For the past decade, people have bought organic products thinking they’re the healthier option. The American Academy of Pediatrics (AAP), however, has released a report stating that organic products may not offer as many nutritional benefits as people think. The AAP also, for the first time ever, offered advice for pediatricians when it comes to talking with patients about feeding their children organic foods.
The report, released today on the AAP website, analyzed several studies regarding organic and nonorganic (or conventionally grown) foods, and the results were mixed. When examining produce, the AAP says that "many studies demonstrate no important differences in carbohydrates or vitamin or mineral content." That being said, some studies found lower levels of nitrates in organic products, which could be beneficial, given the link of nitrates to cancer and methemoglobinemia (a blood disorder) in infants. Studies also found that organic foods "contain more vitamin C and phosphorus than conventionally grown foods."
When analyzing the studies of milk — often a big part of kids’ diets — the AAP found that "milk has the same protein, vitamin, trace mineral contents and lipids (fats) from both organically and conventionally reared cows." Even if the cow is injected with growth hormone (GH), which is said to increase milk production, the AAP found that "90 percent of the GH in milk is destroyed during the pasteurization process" and the remaining 10 percent has no affect on humans.
The study also examined the use of steroids in meat and their effect on people.
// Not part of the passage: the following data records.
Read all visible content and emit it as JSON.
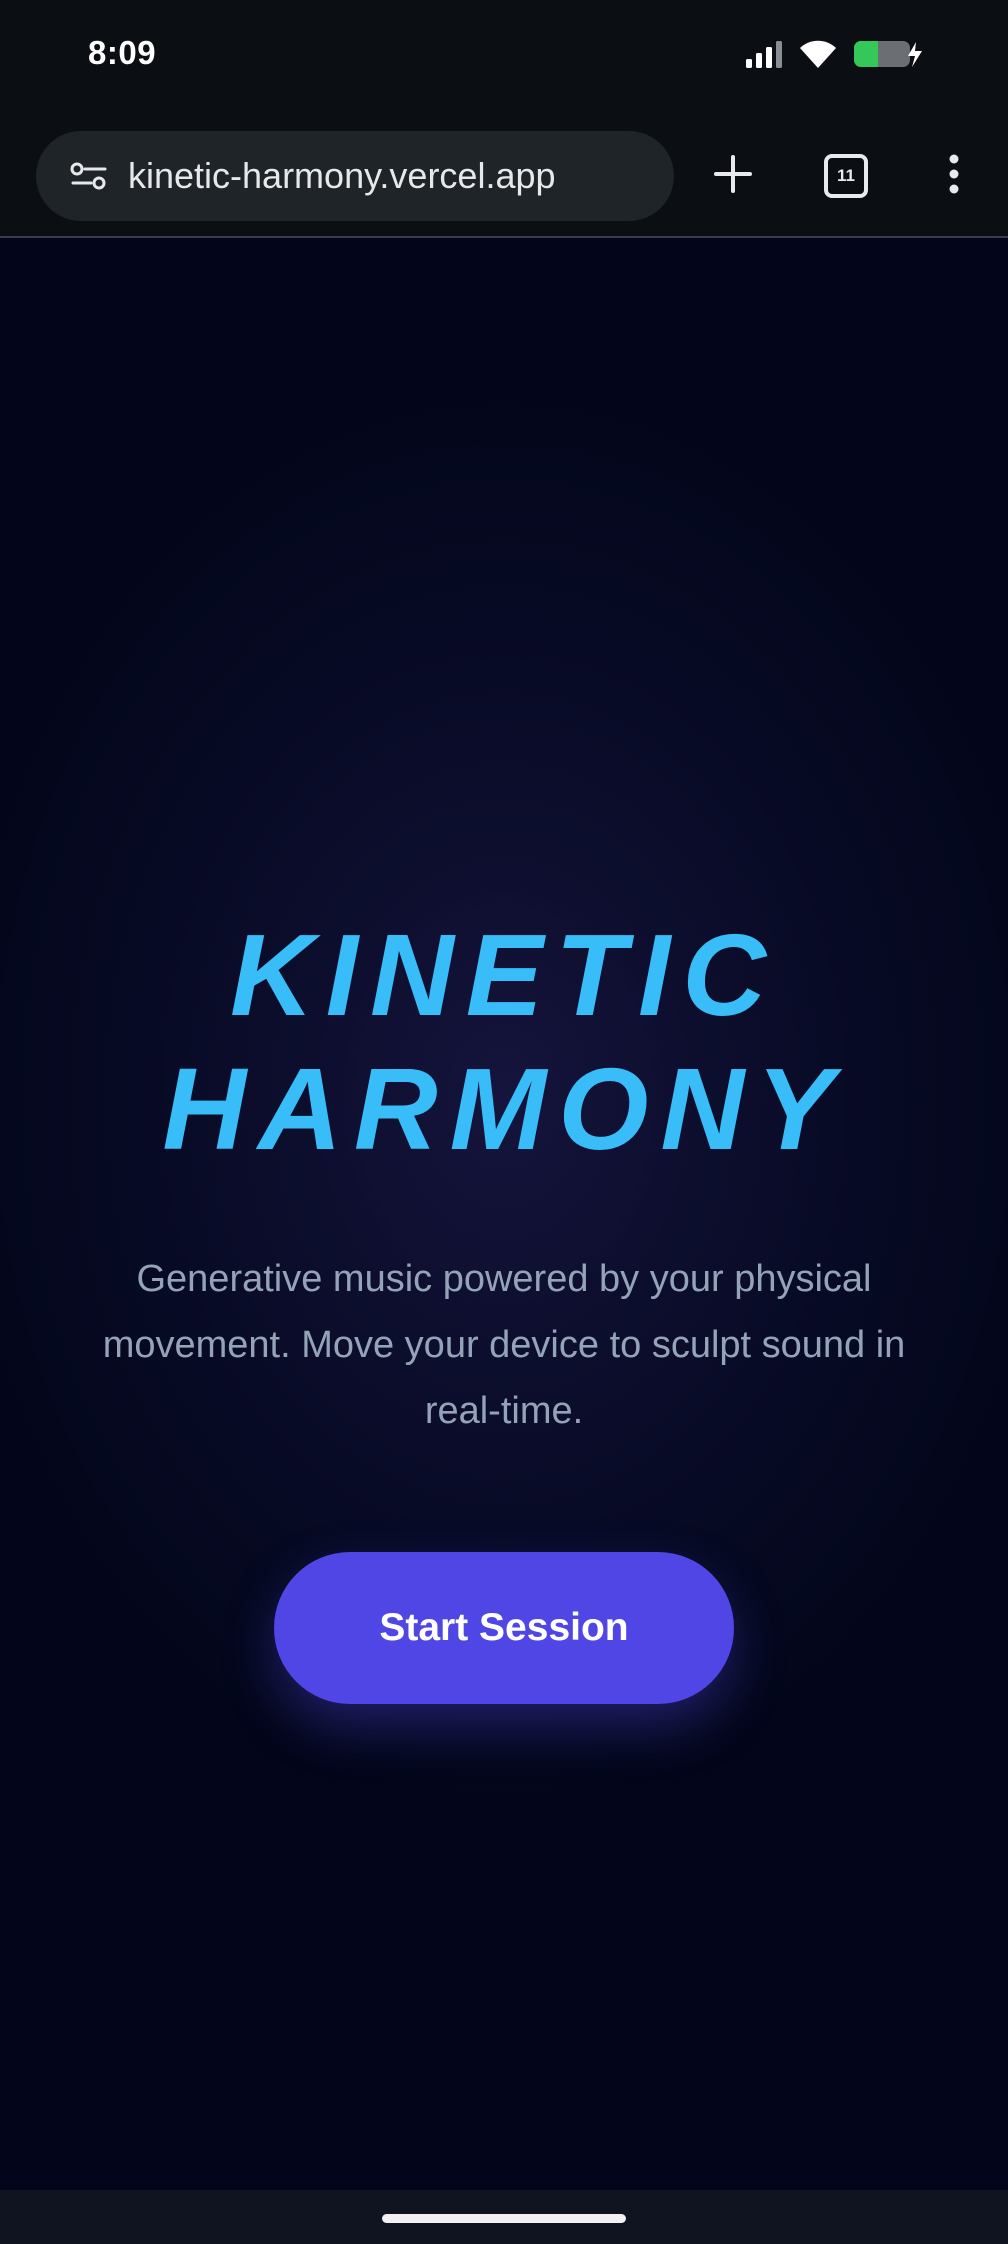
{
  "status_bar": {
    "time": "8:09",
    "icons": [
      "signal-icon",
      "wifi-icon",
      "battery-charging-icon"
    ],
    "battery_color": "#34c759"
  },
  "browser": {
    "url": "kinetic-harmony.vercel.app",
    "tab_count": "11",
    "icons": [
      "site-settings-icon",
      "new-tab-plus-icon",
      "tab-switcher-icon",
      "more-menu-icon"
    ]
  },
  "hero": {
    "title_line1": "KINETIC",
    "title_line2": "HARMONY",
    "subtitle": "Generative music powered by your physical movement. Move your device to sculpt sound in real-time.",
    "cta_label": "Start Session"
  },
  "colors": {
    "title": "#38bdf8",
    "subtitle": "#94a3b8",
    "cta_background": "#4f46e5",
    "page_background": "#03061a"
  }
}
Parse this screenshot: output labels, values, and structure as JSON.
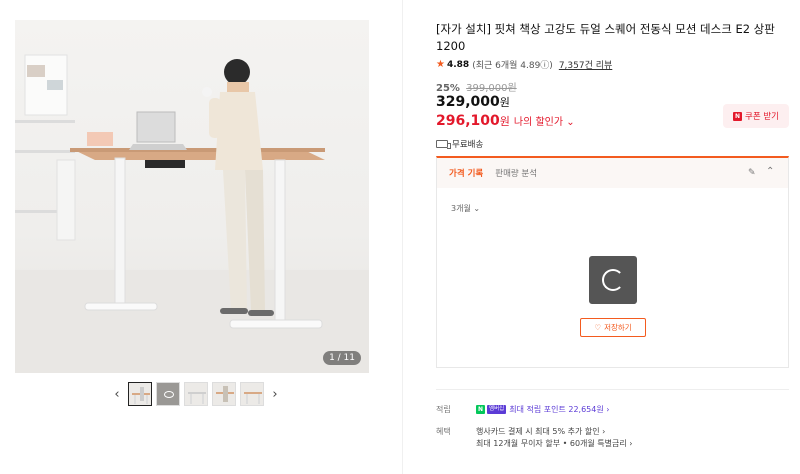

While several studies found an association between conventionally reared red-meat products and early development of puberty, the AAP failed to find a correlation between the two. The same was true for the connection between steroids in red meat and increased risk of breast cancer.
Despite the many benefits associated with conventionally grown foods, the AAP did find one negative aspect of these products: pesticide exposure. The study found that chronic exposure among farm workers led to many health problems, and prenatal pesticide exposure has been associated with "decreased birth weight and length and smaller head circumference." The study also stated that in children, the primary exposure to pesticides is through consumption, and consuming organic produce "reduces human exposure."
So what does that mean for your grocery shopping? The AAP says families’ priority should be eating an "optimally healthy diet rich in fruits, vegetables, whole grains and low-fat or fat-free milk and dairy products." If you prefer organic foods and can afford them (organic foods can cost 10 to 40 percent more than nonorganic foods), the AAP doesn’t discourage it. It does, however, advise parents to be aware that not every organic item is the healthier option.